Quando a criança se desenvolve, a habilidade de se identificar com uma realidade compartilhada com os outros e de poder experimentar sua criatividade está profundamente conectada à forma como é tratada e aos cuidados que recebe nos primeiros anos de vida. "Muitos indivíduos passam para a vida adulta com um vazio espiritual que reflete o ambiente difícil que eles podem ter tido na infância", afirma Barbre.
A psicóloga britânica Anne McGuire diz no livro The seven deadly sins - The dark companions of the soul (Os sete pecados capitais - As companhias obscuras da alma) que a repetição constante de mantras como "eu não vou conseguir", "eu não sou boa o bastante" ou "eu não sou inteligente" retrata a presença de uma sombra antagonista. O indivíduo acaba alimentando um ódio por si mesmo e, depois de algum tempo, pode acabar se rejeitando completamente. É por isso que a preguiça é vista como a raiz de todas as outras tentações da mente e do corpo. "A autorrejeição pode levar as pessoas a terem problemas de saúde de todo tipo. É importante o bem-estar tanto da mente quanto do corpo", sugere Barbre.
Alerta
A preguiça, porém, também pode ser positiva. Ela pode funcionar como um alerta de que precisamos reanimar nossa capacidade de amar. Está aí a principal diferença entre esse pecado e a depressão clínica. "De acordo com os primeiros ascéticos, isso queria dizer que, quando não tínhamos nada para nos fazer levantar, éramos jogados de volta à nossa essência. E com isso, uma nova consciência poderia surgir e falar conosco quando todos os limites desapareciam. Essa perda pode nos fazer encontrar uma nova motivação e um sentido mais profundo para a vida", diz o psicólogo.

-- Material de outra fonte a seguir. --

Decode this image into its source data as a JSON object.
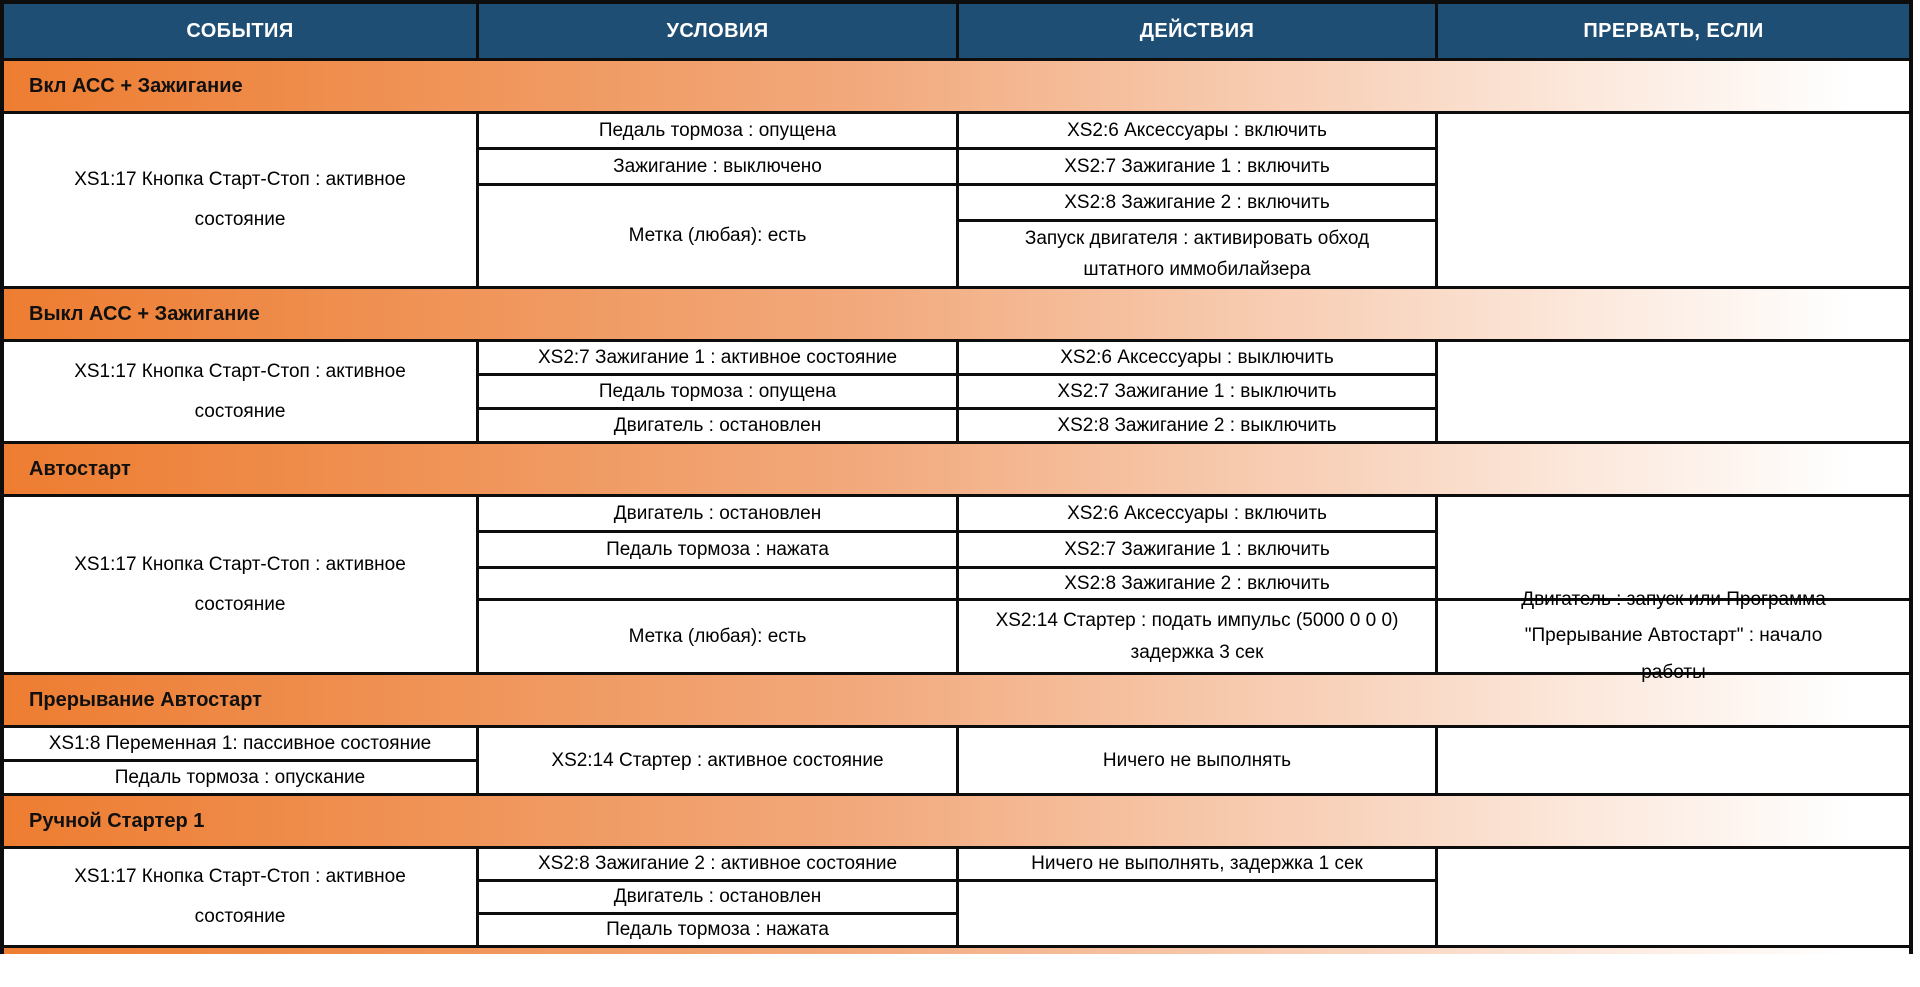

Dessa forma, se considerarmos a preguiça uma depressão da alma, ela pode ser um sinal de perigo ou de oportunidade. "Do ponto de vista clínico, nós vemos a acedia não só como um termo descritivo para perdas internas e externas que desperta características depressivas, mas também como um sinal para rever essa perda de amor por si mesmo e pelos outros. Isso pode levar ao redescobrimento. A preguiça pode sugerir esse tipo de paralisia moderna", garante.

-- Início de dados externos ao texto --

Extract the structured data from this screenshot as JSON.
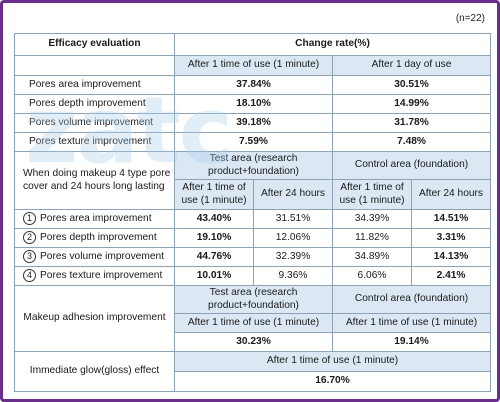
{
  "note": "(n=22)",
  "watermark_text": "zatc",
  "header": {
    "col1": "Efficacy evaluation",
    "col2": "Change rate(%)"
  },
  "section1": {
    "cond_1min": "After 1 time of use (1 minute)",
    "cond_1day": "After 1 day of use",
    "rows": [
      {
        "label": "Pores area improvement",
        "v1": "37.84%",
        "v2": "30.51%"
      },
      {
        "label": "Pores depth improvement",
        "v1": "18.10%",
        "v2": "14.99%"
      },
      {
        "label": "Pores volume improvement",
        "v1": "39.18%",
        "v2": "31.78%"
      },
      {
        "label": "Pores texture improvement",
        "v1": "7.59%",
        "v2": "7.48%"
      }
    ]
  },
  "section2": {
    "title": "When doing makeup 4 type pore cover and 24 hours long lasting",
    "test_area": "Test area (research product+foundation)",
    "control_area": "Control area (foundation)",
    "after_1min": "After 1 time of use (1 minute)",
    "after_24h": "After 24 hours",
    "rows": [
      {
        "num": "1",
        "label": "Pores area improvement",
        "t1": "43.40%",
        "t24": "31.51%",
        "c1": "34.39%",
        "c24": "14.51%"
      },
      {
        "num": "2",
        "label": "Pores depth improvement",
        "t1": "19.10%",
        "t24": "12.06%",
        "c1": "11.82%",
        "c24": "3.31%"
      },
      {
        "num": "3",
        "label": "Pores volume improvement",
        "t1": "44.76%",
        "t24": "32.39%",
        "c1": "34.89%",
        "c24": "14.13%"
      },
      {
        "num": "4",
        "label": "Pores texture improvement",
        "t1": "10.01%",
        "t24": "9.36%",
        "c1": "6.06%",
        "c24": "2.41%"
      }
    ]
  },
  "section3": {
    "label": "Makeup adhesion improvement",
    "test_area": "Test area (research product+foundation)",
    "control_area": "Control area (foundation)",
    "cond_test": "After 1 time of use (1 minute)",
    "cond_control": "After 1 time of use (1 minute)",
    "test_value": "30.23%",
    "control_value": "19.14%"
  },
  "section4": {
    "label": "Immediate glow(gloss) effect",
    "cond": "After 1 time of use (1 minute)",
    "value": "16.70%"
  }
}
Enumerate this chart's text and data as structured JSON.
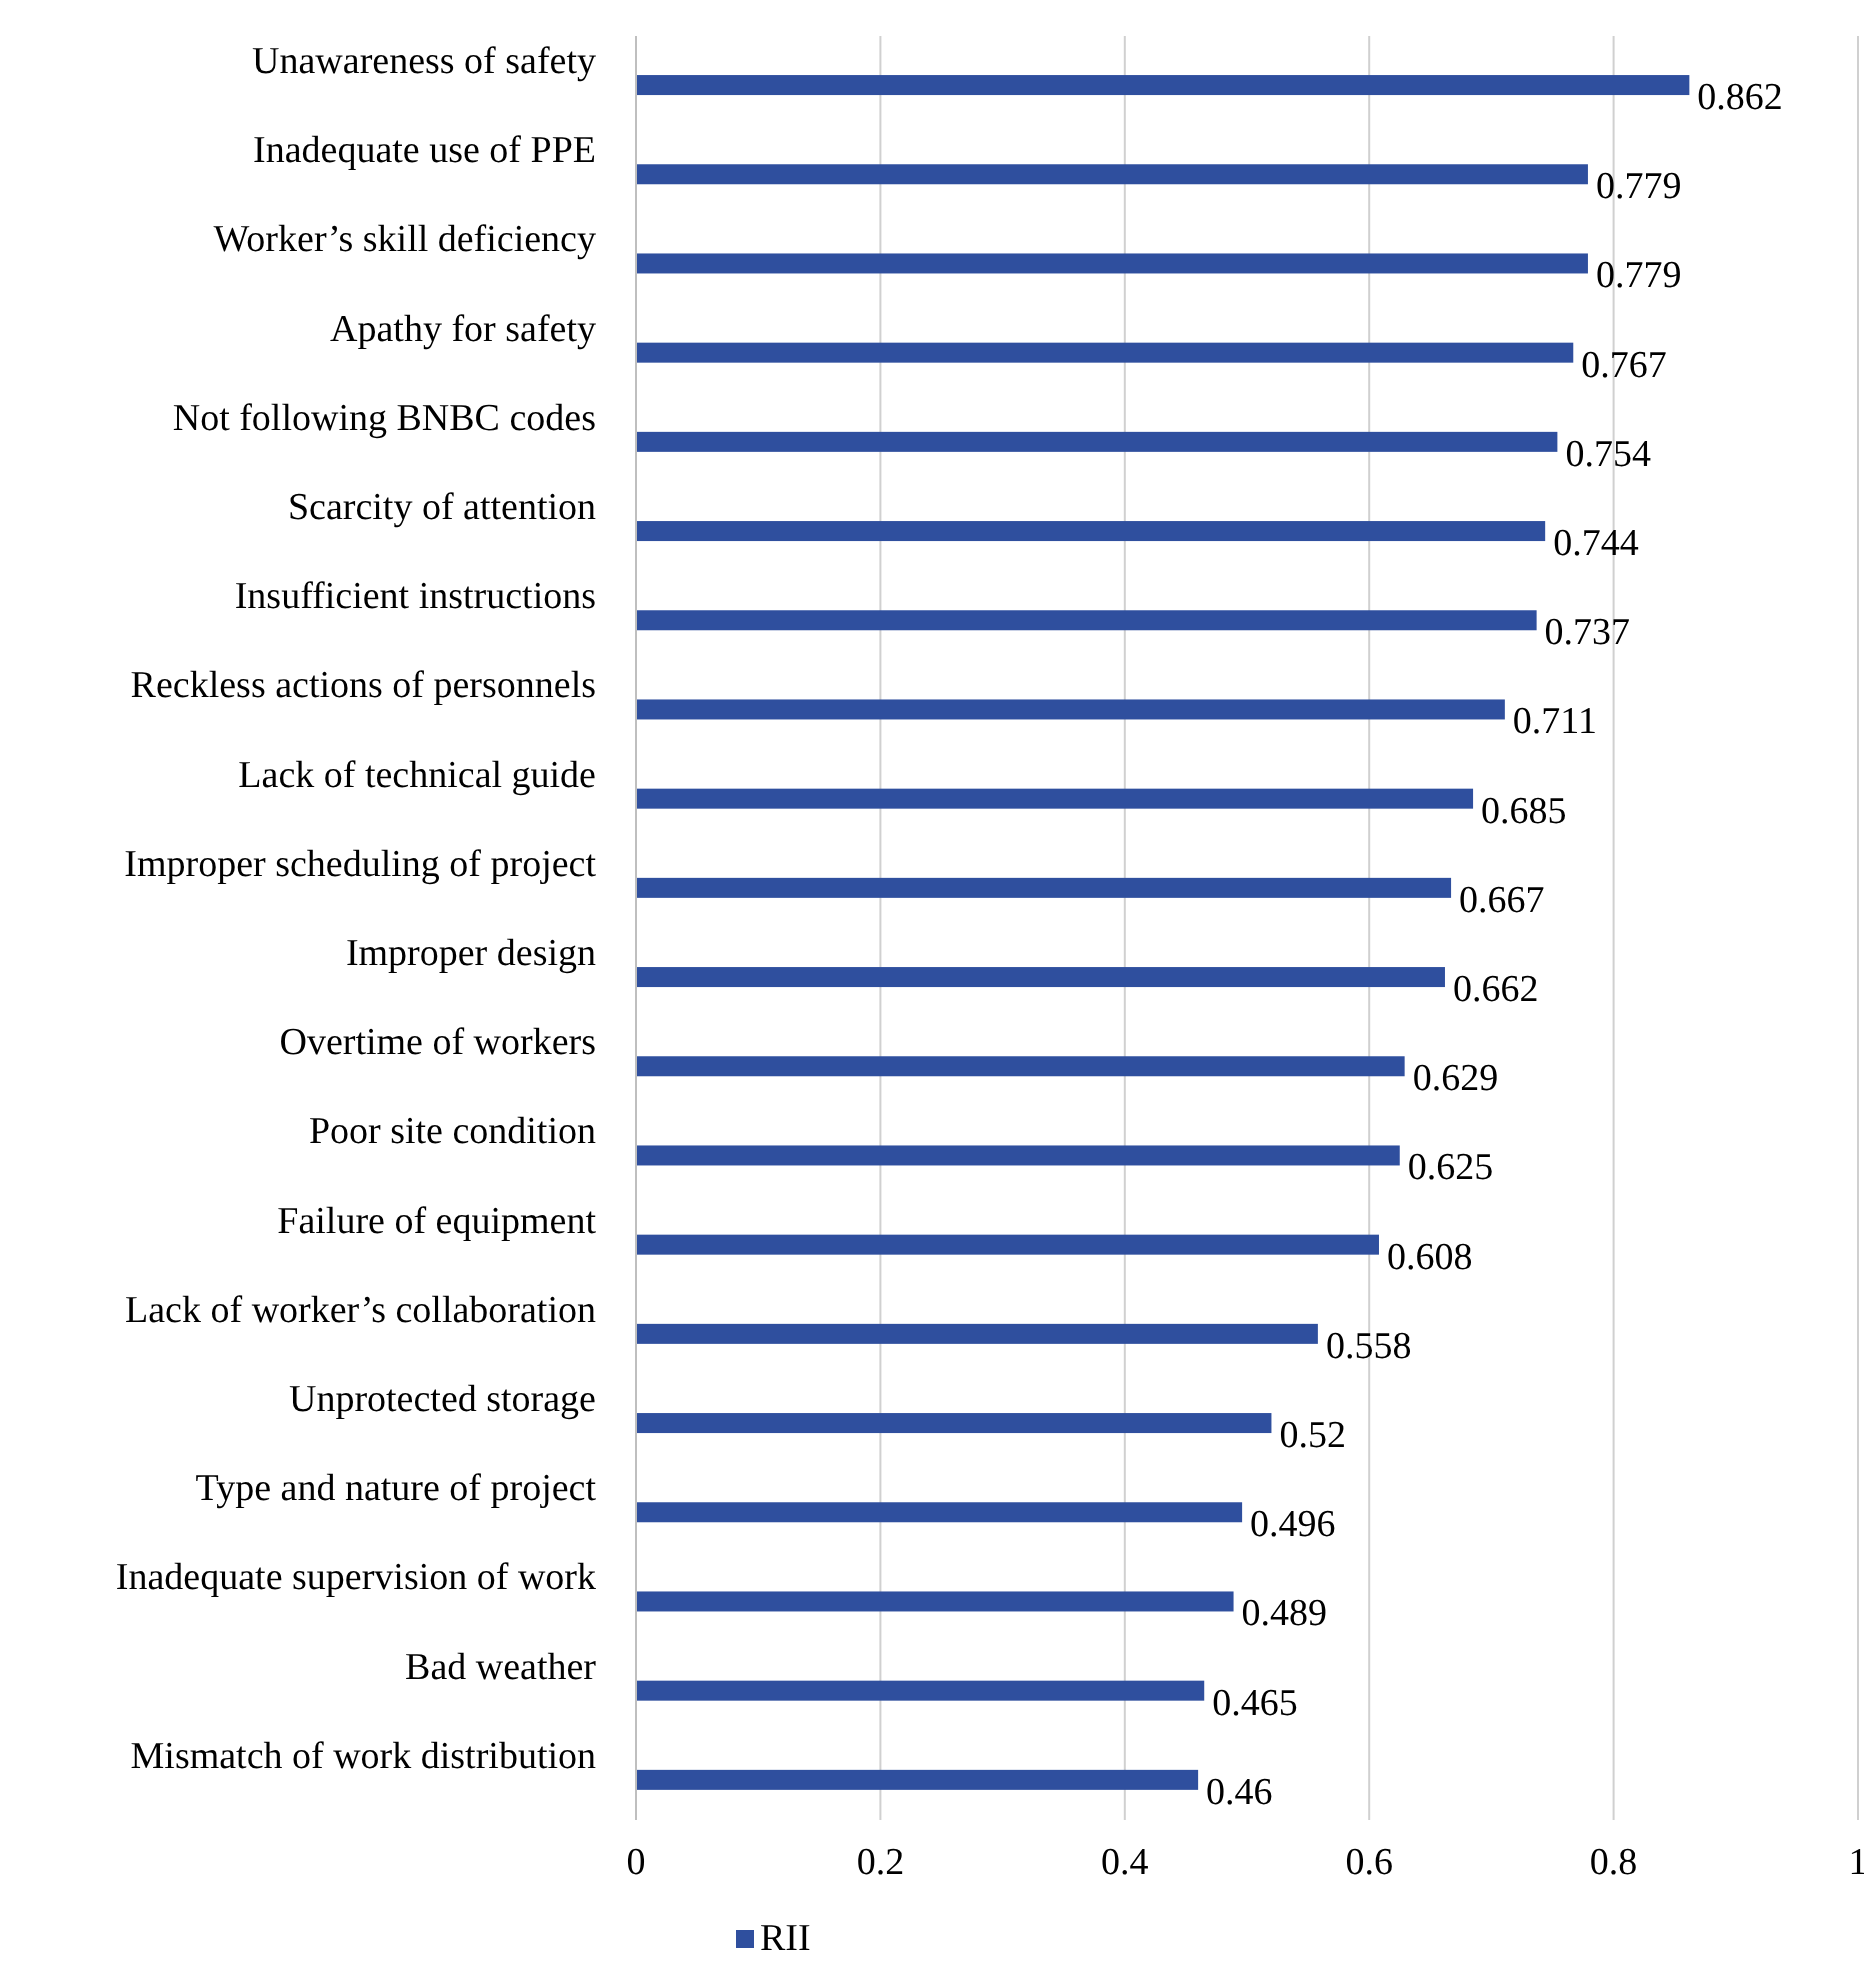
{
  "chart_data": {
    "type": "bar",
    "orientation": "horizontal",
    "categories": [
      "Unawareness of safety",
      "Inadequate use of PPE",
      "Worker’s skill deficiency",
      "Apathy for safety",
      "Not following BNBC codes",
      "Scarcity of attention",
      "Insufficient instructions",
      "Reckless actions of personnels",
      "Lack of technical guide",
      "Improper scheduling of project",
      "Improper design",
      "Overtime of workers",
      "Poor site condition",
      "Failure of equipment",
      "Lack of worker’s collaboration",
      "Unprotected storage",
      "Type and nature of project",
      "Inadequate supervision of work",
      "Bad weather",
      "Mismatch of work distribution"
    ],
    "series": [
      {
        "name": "RII",
        "color": "#2f4f9e",
        "values": [
          0.862,
          0.779,
          0.779,
          0.767,
          0.754,
          0.744,
          0.737,
          0.711,
          0.685,
          0.667,
          0.662,
          0.629,
          0.625,
          0.608,
          0.558,
          0.52,
          0.496,
          0.489,
          0.465,
          0.46
        ]
      }
    ],
    "xlim": [
      0,
      1
    ],
    "xticks": [
      0,
      0.2,
      0.4,
      0.6,
      0.8,
      1
    ],
    "grid": "x",
    "data_labels": true,
    "legend": "bottom"
  }
}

Para aqueles que sofrem com a preguiça ou têm alguma tendência a sofrer desse mal, a dica é lutar contra ela, reconhecendo o sinal que ela nos dá quando surge e procurando rever as prioridades na vida. "Nesse sentido, nós precisamos ajudar uma pessoa a reaprender sua humanidade, transformar essa vivência de abandonar a si mesmo em um uma visão mais positiva em relação à vida", conclui Barbre.